Highway Patrol seeks dump truck driver after detention officer hospitalized

Published 12:00 am Thursday, December 10, 2020

By Shavonne Potts

SALISBURY — The N.C. State Highway Patrol is looking for the driver of a dump truck that may have been involved in a Wednesday morning collision that left a Rowan County Detention Center officer hospitalized.

The 25-year-old officer left work around 6 a.m. and was on her way home on Interstate 85, traveling southbound near the Brookshire Boulevard exit, when a dump truck struck her side mirror. She pulled over onto the left shoulder and called 911 to report the accident. She also called a family member to tell them she would be late, said Trooper Ray Pierce, public information officer for Troop H.

A pickup truck traveling in the left lane then drifted onto the shoulder and struck the rear of her Toyota Corolla. He was going an estimated 55 to 66 mph. There were no signs that he attempted to brake before impact, Pierce said. The name of the driver was not immediately available, but he has been cited with careless and reckless driving as well as failure to reduce speed to avoid a collision. Pierce said further charges are possible pending the outcome of the officer’s injuries.

A red dump truck was shown on N.C. Department of Transportation traffic cameras on the right shoulder of the road around the same time as the collision. Pierce said it’s not clear if the dump truck was the same one that clipped the officer’s vehicle or coincidentally was on the shoulder of the road at the same time. Pierce said troopers hope to talk with the driver of the dump truck to gather more details about the crash.

The detention center officer’s name was not provided Wednesday. She remains in critical condition at Carolinas Medical Center-Main. Pierce said the officer had lived in Rockwell, but had relocated to or was temporarily living in Shelby. According to Rowan County Sheriff’s spokesman Maj. John Sifford, the officer started working with the agency in June.

Rowan County Chaplain Michael Taylor, who has been a chaplain with the Sheriff’s Office for 27 years, was brought to tears as he talked about the incident.

“Law enforcement officers — it’s a family. They stick together. I try to bring comfort to them in time of need,” Taylor said.

He said volunteers try to pray with officers, counsel them and be there for them at times like this.

“We try to let them know we appreciate what they do,” he said.

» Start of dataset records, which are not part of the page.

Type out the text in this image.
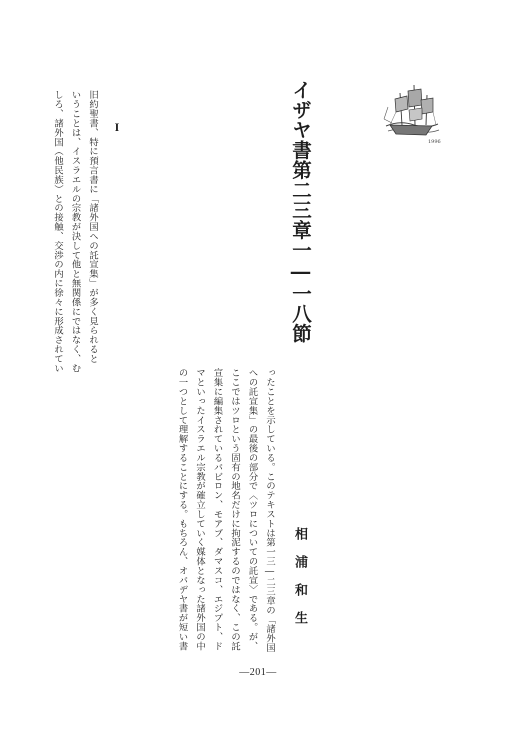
1996
イザヤ書第二三章一―一八節
相浦和生
I
旧約聖書、特に預言書に「諸外国への託宣集」が多く見られると
いうことは、イスラエルの宗教が決して他と無関係にではなく、む
しろ、諸外国（他民族）との接触、交渉の内に徐々に形成されてい
ったことを示している。このテキストは第一三―二三章の「諸外国
への託宣集」の最後の部分で〈ツロについての託宣〉である。が、
ここではツロという固有の地名だけに拘泥するのではなく、この託
宣集に編集されているバビロン、モアブ、ダマスコ、エジプト、ド
マといったイスラエル宗教が確立していく媒体となった諸外国の中
の一つとして理解することにする。もちろん、オバデヤ書が短い書
―201―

Taylor created the Shield a Badge with Prayer program, which pairs an officer with someone in the community who will pray for them.

“I know it works. I know officers’ lives have been saved because of the prayers of God’s people,” he said.

Taylor said he was awakened on Wednesday morning and began to pray.

“I know the Lord knew that somebody needed my prayers during that time,” he said.

Taylor recalled meeting the officer for the first time a few weeks ago to give her a Christmas gift along with others in the department.